For Holt, that initially meant The Lobby would get rid of pesky shipping and return fees. Though integrating video in some capacity had always been part of the plan, Holt said the pandemic forced her team to rethink how people are discovering brands and styles now, and ultimately moved to double down.
“Immediately we knew we needed to be more bullish on video because consumers want video,” she said. “We sensed people needed and wanted normalcy and connection, and they would love to go to stores with their friends but they can’t. We thought a lot about how do we recreate that feeling. It clicked that we should work with influencers and content creators to do that.”
The platform — which in beta testing conducted 90% of its business on mobile, but is also available in a less-optimized form on desktop — currently features 40 influencers, who share videos between 30-to-90 seconds of themselves wearing and reviewing clothing and accessories.

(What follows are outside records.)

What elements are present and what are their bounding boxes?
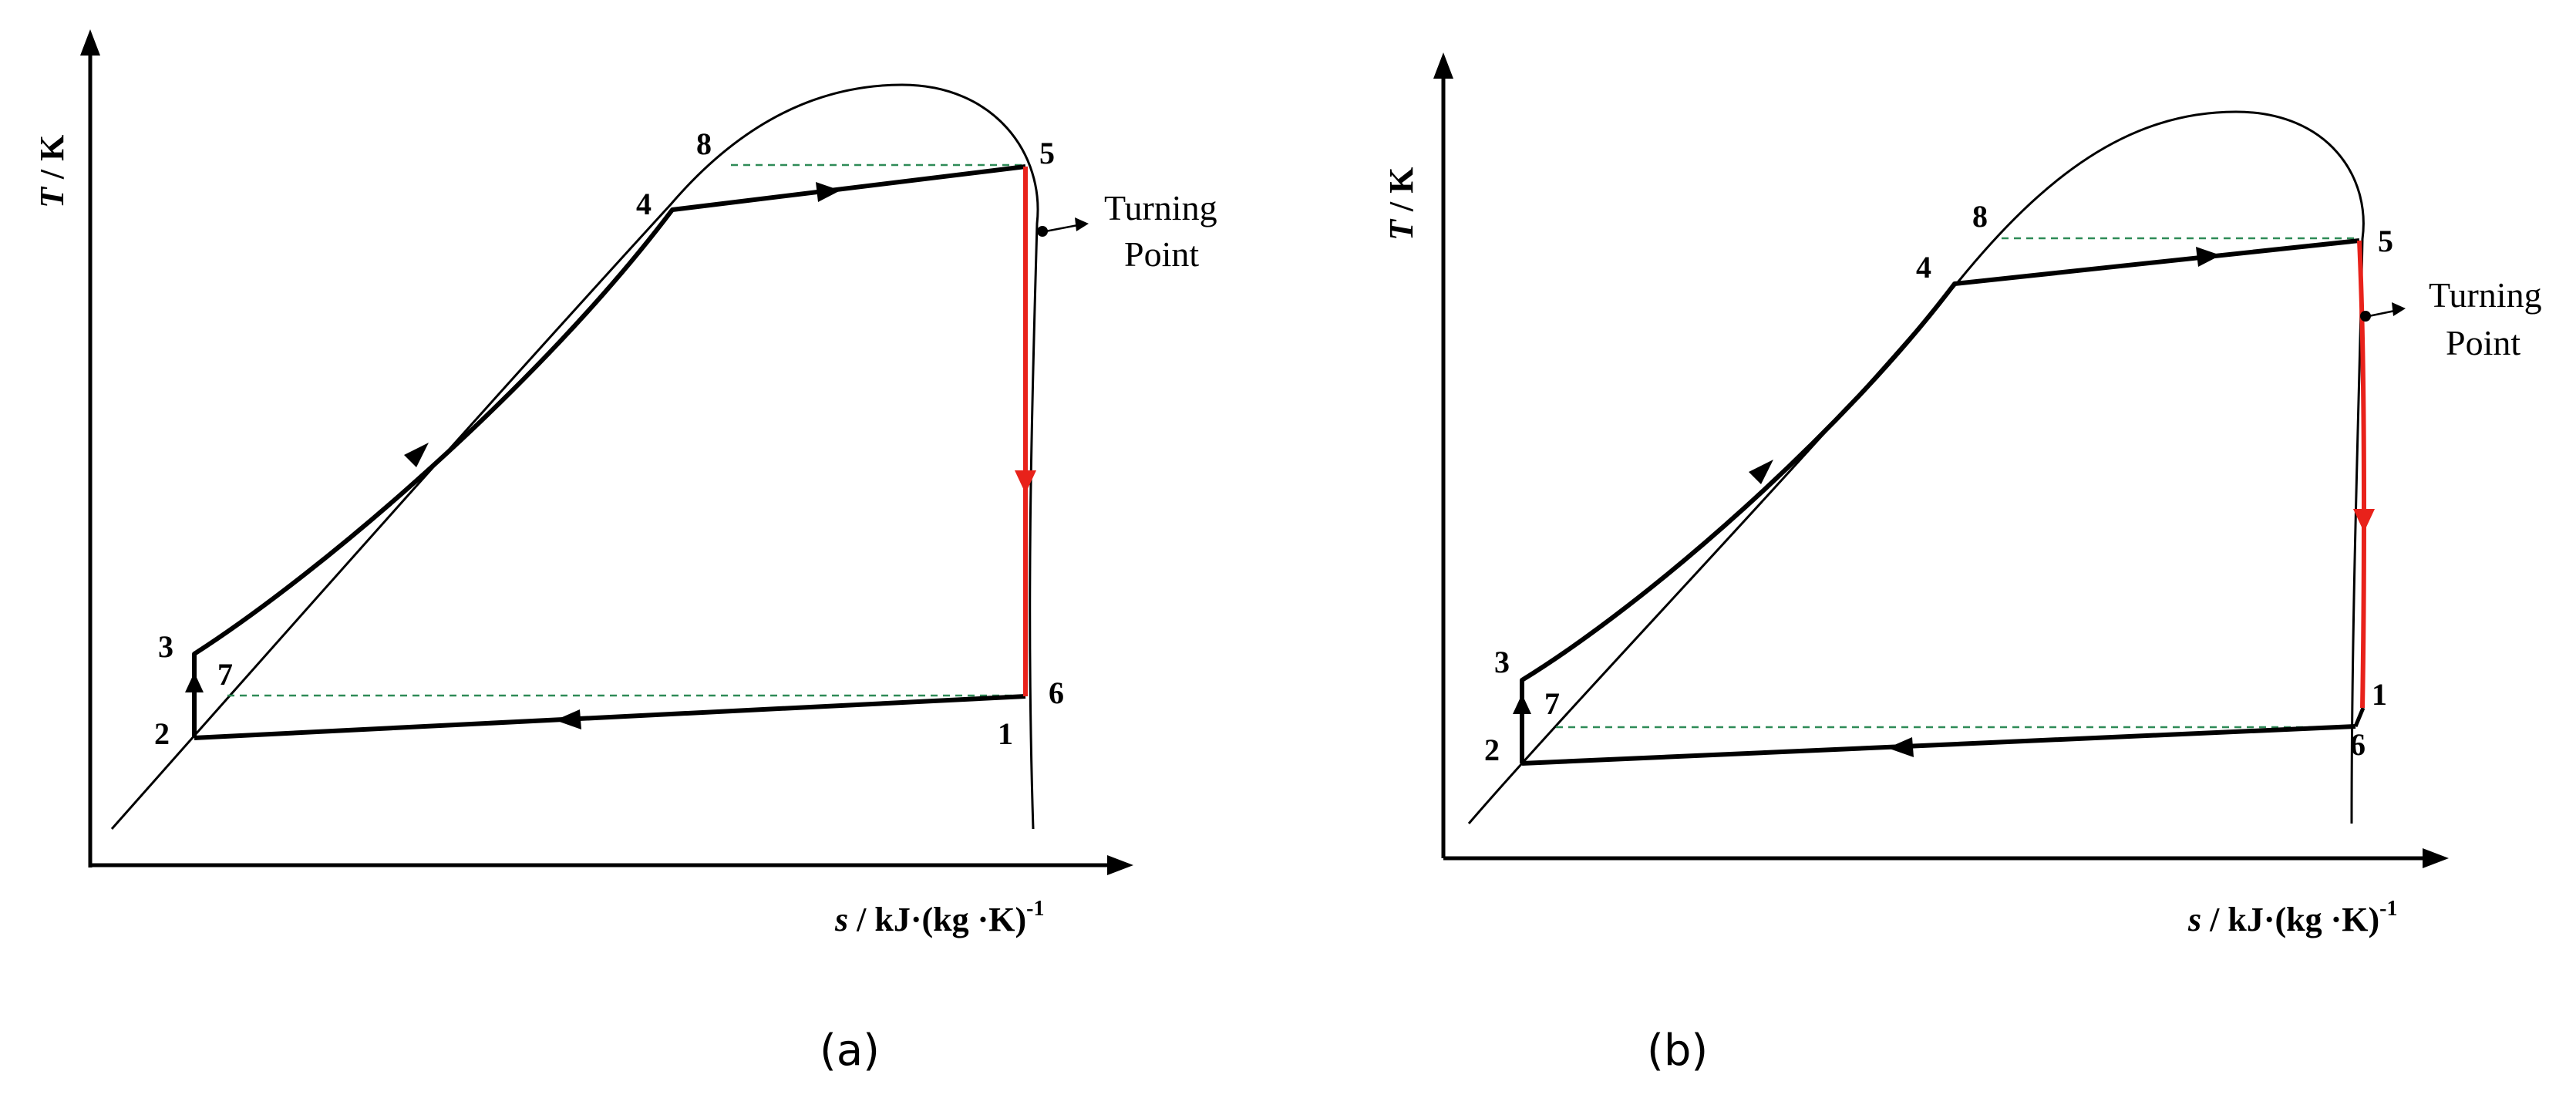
flow-arrow-3-4: [404, 443, 429, 467]
turning-point-pointer-head: [2392, 302, 2406, 316]
turning-point-pointer: [1045, 224, 1079, 233]
x-axis-arrowhead: [2423, 848, 2449, 868]
state-label-8: 8: [1972, 199, 1988, 234]
cycle-path: [192, 164, 1026, 738]
state-label-7: 7: [1544, 686, 1560, 721]
cycle-path: [1520, 238, 2360, 763]
y-axis-title: T / K: [33, 135, 71, 208]
state-label-3: 3: [158, 629, 173, 664]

Holt said that while the company provides some general guidelines — including demonstrating fit, how it moves, and how to style it — most of the creative vision is left to the influencers themselves, most of which shoot the videos in their own homes.
“We thought a lot about the right format and the right length, and what people would want to shop,” she said. “We landed on short-form videos because we felt especially with how TikTok has ushered in video, we really liked how it was bite-size and quick.”
TikTok ultimately served as a significant inspiration for The Lobby, particularly given the social media platform’s massive growth, now at more than 500 million global monthly users. With The Lobby, Holt was looking to capitalize on the lack of shoppable video content in the TikTok app, which began soft-launching a commerce tool in November 2019 with brands like Levi’s, but has yet to widely rollout shopping capabilities.
Holt said she also saw an opportunity in building upon the overall lack of fashion content on TikTok, where luxury retailers, for example, are only just now joining the platform in recent months. While brands like Gucci are flourishing on the app and finding an engaged Gen Z audience through its whimsical posts, others like Tiffany and Co. and Prada remain dormant on their profiles.
“TikTok is not shoppable and it’s not really optimized for a shopping experience, nor is the content really,” Holt said. “There’s not a ton of fashion content, though they’re definitely making a push to have more, and fashion influencers are only just starting to get onto TikTok.”
Stephanie Hunt, senior director of Solid & Striped, said though the swimwear brand is “pretty picky” when forging partnerships, The Lobby stood out thanks to its “boutique online experience” that felt different from other e-commerce marketplaces.
Looking ahead, Hunt said that she foresees platforms like The Lobby — and video commerce at large — will play a major role in how people shop even beyond the pandemic.
“It’s a really creative way to connect with the customer,” Hunt said. “Seeing the product in real time when you can’t actually be in the store, especially right now, is really helpful for our customers. This video concept is something that we think will be a big part of e-commerce in the future.”
Holt echoed Hunt, adding that even if TikTok does unveil universal shopping in the near future, she doesn’t foresee it having much traction, citing how Instagram shopping never really took off after it was first launched in 2016, and later expanded to Stories in 2018.
“It’s kind of the closest that you can get to the real-life shopping experience, shopping in a store with friends, in today’s world,” Holt said, in regards to The Lobby’s role during the pandemic. “Video is becoming more important and everything is on Zoom. Since we’re not able to be there in person, video is the next best thing.”